William Butler Yeats was a great poet from the twentieth century. His ideal world was made up of a spiritual journey and a spiritual transformation. Yeats ideal world was based on art and aesthetics of the natural world. He wanted permanence and something that would last forever. However, William Blake, a romantic poet from the eighteenth and nineteenth centuries, had ideas that revolved around God and His impact on his life. Blake wanted a place that established balance, understanding, and wisdom. Blake also wanted an idea of where people were going life instead of believing in predestination. Blake and Yeats both have ideas for what they want their lives and their own world to be like. Some of their ideas seem to be similar, while others clash and are completely different.

In "Sailing to Byzantium", Yeats wrote "And therefore I have sailed the seas and come/ to the holy city of Byzantium." (lines 15 and 16). This line suggests that Yeats was on a spiritual journey to find the place that he belongs, a place that will last forever.
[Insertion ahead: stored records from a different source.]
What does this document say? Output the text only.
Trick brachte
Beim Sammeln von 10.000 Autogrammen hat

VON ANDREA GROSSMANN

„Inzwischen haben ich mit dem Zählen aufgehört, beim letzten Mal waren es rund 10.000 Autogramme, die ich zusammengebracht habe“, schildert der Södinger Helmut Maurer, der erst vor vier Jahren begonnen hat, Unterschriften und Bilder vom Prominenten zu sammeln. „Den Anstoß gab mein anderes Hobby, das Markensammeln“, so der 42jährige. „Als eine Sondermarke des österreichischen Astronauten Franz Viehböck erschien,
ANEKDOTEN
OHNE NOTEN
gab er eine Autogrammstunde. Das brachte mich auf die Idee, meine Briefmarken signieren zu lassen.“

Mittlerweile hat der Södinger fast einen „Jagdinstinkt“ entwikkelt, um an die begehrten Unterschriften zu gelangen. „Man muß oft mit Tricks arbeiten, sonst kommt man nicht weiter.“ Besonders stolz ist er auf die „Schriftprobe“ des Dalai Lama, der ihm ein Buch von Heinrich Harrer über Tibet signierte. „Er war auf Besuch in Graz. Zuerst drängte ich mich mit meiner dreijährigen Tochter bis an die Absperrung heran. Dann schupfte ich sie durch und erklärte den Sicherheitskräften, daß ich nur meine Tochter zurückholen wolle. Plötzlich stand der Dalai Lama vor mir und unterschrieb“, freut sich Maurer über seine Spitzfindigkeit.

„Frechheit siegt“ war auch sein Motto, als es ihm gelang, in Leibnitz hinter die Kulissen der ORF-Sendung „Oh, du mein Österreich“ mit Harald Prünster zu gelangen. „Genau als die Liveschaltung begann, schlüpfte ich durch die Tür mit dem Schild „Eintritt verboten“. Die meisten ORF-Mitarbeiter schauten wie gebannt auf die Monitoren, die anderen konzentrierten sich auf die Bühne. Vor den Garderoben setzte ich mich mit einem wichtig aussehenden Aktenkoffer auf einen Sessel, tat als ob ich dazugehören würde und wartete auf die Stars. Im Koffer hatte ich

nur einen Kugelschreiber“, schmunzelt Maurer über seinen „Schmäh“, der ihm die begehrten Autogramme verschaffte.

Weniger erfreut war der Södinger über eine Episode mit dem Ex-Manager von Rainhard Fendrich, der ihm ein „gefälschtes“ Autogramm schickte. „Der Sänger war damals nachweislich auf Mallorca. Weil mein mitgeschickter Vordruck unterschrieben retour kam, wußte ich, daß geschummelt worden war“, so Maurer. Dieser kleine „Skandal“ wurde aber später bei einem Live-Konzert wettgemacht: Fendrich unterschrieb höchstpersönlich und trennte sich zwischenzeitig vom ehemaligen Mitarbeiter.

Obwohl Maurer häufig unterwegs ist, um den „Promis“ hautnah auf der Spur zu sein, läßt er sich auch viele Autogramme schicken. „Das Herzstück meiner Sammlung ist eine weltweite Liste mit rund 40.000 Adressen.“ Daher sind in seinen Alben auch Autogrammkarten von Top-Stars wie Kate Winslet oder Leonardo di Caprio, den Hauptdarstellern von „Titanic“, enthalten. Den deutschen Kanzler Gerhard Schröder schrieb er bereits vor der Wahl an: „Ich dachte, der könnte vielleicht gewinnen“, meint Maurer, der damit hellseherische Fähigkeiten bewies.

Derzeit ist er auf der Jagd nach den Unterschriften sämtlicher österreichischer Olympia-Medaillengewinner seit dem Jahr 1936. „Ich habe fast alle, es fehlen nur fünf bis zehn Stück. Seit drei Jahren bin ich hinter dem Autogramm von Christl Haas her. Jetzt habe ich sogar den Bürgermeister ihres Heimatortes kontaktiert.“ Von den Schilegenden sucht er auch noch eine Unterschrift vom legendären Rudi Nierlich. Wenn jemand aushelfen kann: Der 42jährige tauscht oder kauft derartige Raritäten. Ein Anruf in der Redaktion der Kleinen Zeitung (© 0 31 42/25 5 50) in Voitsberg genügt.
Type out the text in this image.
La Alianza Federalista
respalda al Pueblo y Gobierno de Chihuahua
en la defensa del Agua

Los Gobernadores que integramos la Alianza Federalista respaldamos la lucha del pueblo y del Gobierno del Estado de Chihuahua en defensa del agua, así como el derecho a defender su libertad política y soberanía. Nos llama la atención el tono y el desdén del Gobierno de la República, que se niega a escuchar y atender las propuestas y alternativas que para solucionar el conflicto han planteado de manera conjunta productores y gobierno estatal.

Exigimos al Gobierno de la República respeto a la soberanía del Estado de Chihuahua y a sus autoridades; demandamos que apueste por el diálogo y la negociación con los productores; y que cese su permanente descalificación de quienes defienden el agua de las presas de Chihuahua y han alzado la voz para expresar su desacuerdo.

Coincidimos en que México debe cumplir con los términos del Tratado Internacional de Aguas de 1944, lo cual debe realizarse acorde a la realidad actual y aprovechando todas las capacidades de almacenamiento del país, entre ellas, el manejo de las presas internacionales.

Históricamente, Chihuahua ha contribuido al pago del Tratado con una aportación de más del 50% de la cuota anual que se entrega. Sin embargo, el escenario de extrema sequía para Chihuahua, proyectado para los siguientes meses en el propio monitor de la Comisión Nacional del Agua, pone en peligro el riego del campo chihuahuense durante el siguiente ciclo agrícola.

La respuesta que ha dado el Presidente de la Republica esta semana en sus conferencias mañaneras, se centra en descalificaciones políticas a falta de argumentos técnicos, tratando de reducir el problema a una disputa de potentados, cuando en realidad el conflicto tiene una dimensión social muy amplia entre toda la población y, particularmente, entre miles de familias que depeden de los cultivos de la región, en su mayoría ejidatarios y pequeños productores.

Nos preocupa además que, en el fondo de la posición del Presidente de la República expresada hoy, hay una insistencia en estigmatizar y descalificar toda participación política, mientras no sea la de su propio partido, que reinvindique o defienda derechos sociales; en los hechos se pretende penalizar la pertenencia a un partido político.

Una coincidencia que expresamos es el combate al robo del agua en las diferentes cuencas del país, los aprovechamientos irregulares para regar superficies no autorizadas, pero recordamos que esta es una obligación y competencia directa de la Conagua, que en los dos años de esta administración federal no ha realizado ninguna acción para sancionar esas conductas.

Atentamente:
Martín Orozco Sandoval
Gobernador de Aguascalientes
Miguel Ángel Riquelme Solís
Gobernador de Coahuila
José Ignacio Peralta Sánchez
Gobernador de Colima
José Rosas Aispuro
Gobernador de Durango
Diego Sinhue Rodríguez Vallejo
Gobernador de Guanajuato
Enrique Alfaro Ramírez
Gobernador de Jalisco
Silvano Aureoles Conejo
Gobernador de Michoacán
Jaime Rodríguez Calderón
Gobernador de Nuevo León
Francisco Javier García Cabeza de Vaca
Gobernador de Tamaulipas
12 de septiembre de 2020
Yeats also wrote that he wants stability and to get away from the world. Blake also wanted to find a place and rebuild a new society. In "A New Jerusalem" from "Milton", Blake wrote, "Til we have built Jerusalem,In England's green and pleasant Land" (lines 15 and 16) refer to the rebuilding of a better place. Jerusalem refers to the Holy Land, where Blake feels that he can become closer to Jesus Christ.

In "Sailing to Byzantium", Yeats wrote of the animals as "sensual music" (line 7) which helps the audience feel the peacefulness that he yearns for. Yeats uses his thorough descriptions in this poem to make his audience see where his heart wants to be amidst the chaotic world that he had currently lived in. Yeats was also complaining of growing old in this poem and how the world takes away so much of people's innocence and they are left without traditions, intelligence, and consequences of their actions. William Blake's poem also circulates around the theme of the loss of innocence. Blake becomes aggressive in the third stanza of A New Jerusalem, writing, "Bring me my Bow of burning gold:/ Bring me my Arrows of desire:/ Bring me my Spear: O clouds unfold! Bring me my Chariot of fire!" (lines 9-12).